Euro/dollar stretched past 1.4300 to a new 2009 high in London time on risk positives from Asian news - notably Australia’s higher than expected 1Q GDP report of +.4% growth vs -.2% expected - and on Asian equity gains. But equities reversed course in Europe time, led by a .5% drop in the MSCI index of 23 developed countries, first drop in 5 days. Russia’s equity index dropped 3.4% and analysts say the risk positive trade has gone too far. Earlier, Sterling joined Euro and broke past 1.6600 after a solid upside surprise in UK May PMI services, 51.7 vs 49.5 expected, and the UK nationwide consumer confidence indicator rose 2 points to 53. Eurozone May final services PMI was revised slightly higher to 44.8, now up for 5 straight months and signaling that 2Q EZ GDP should improve to -.4% q/q from 1Q -2.5% and the worst is over. USD buying was triggered by individual reports from China, Japan, India, and South Korea that there’s no viable alternative to USD as a reserve currency, China noting its partnership with the US in its USTreasury holdings. Euro/dollar dropped almost 2 cents. FX strategists note the two phases of USD weakness: first is driven by unwind of safe-haven USD longs in favor of currencies to benefit from global growth, a phase which is well under way; second is policy related, notably inflation worries and fiscal sustainability. This phase seems likely to be muted since inflation indicative trades (10 year TIPS) are back to normal and the UST auction last week was successful, with CDS spreads on US government debt now back to pre-Lehman levels. Bottom line: USD can weaken more but not much. Technicals suggest selling Eur at 1.4361.
USD has continued to weaken over the past few weeks, but the reason now appears to center on growing inflation concerns, rather than growth expectations. Interest rates are now rising while the USD is softening, but are not necessarily reflecting the expectation of a near-term “V-shaped” recovery. In contrast, the relationship between strengthening growth and equities with a lower dollar has petered out, with stocks changing little recently while USD dollar weakness stretches out, showing the shift in correlations in FX markets as the macroeconomic focus changes.

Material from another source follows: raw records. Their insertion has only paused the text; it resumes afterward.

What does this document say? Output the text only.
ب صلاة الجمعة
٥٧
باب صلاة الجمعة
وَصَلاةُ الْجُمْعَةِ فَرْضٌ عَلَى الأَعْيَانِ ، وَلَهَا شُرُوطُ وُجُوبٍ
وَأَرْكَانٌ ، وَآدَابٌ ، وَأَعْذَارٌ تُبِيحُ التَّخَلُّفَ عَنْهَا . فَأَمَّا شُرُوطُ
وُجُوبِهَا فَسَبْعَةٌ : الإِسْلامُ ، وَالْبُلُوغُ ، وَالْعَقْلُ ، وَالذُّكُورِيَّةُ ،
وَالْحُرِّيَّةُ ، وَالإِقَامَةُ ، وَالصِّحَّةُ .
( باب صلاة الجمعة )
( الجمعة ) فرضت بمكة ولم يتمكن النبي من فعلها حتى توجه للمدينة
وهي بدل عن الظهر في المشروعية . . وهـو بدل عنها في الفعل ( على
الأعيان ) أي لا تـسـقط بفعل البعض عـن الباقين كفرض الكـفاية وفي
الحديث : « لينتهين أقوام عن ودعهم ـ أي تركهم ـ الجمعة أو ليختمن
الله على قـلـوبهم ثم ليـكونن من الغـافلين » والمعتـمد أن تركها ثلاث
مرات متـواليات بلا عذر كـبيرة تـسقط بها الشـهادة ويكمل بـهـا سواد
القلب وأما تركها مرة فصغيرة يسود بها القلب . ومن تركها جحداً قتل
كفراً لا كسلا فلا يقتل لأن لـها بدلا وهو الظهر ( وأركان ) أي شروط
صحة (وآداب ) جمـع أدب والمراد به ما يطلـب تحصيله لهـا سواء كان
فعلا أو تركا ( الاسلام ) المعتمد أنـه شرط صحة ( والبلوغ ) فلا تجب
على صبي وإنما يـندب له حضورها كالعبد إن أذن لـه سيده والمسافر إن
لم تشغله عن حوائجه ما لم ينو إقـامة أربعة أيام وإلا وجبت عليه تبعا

The upcoming week is exceptionally busy across the G10, with the heart of the US data calendar (ADP employment and payrolls) and a hat-trick of central banks on Thursday with the BOE, ECB and BOC. Economists do not expect anything major in the way of new initiatives to come out of those announcements. But one policymaking wild card some also consider is that the Fed likely does not want to see the USD falter significantly further and that foreign central banks do not want to see their currencies relentlessly strengthen. Such a move would dampen an already-weak outlook outside the US and potentially risk even more capital markets chaos if USD appeared to be heading toward a disorderly decline.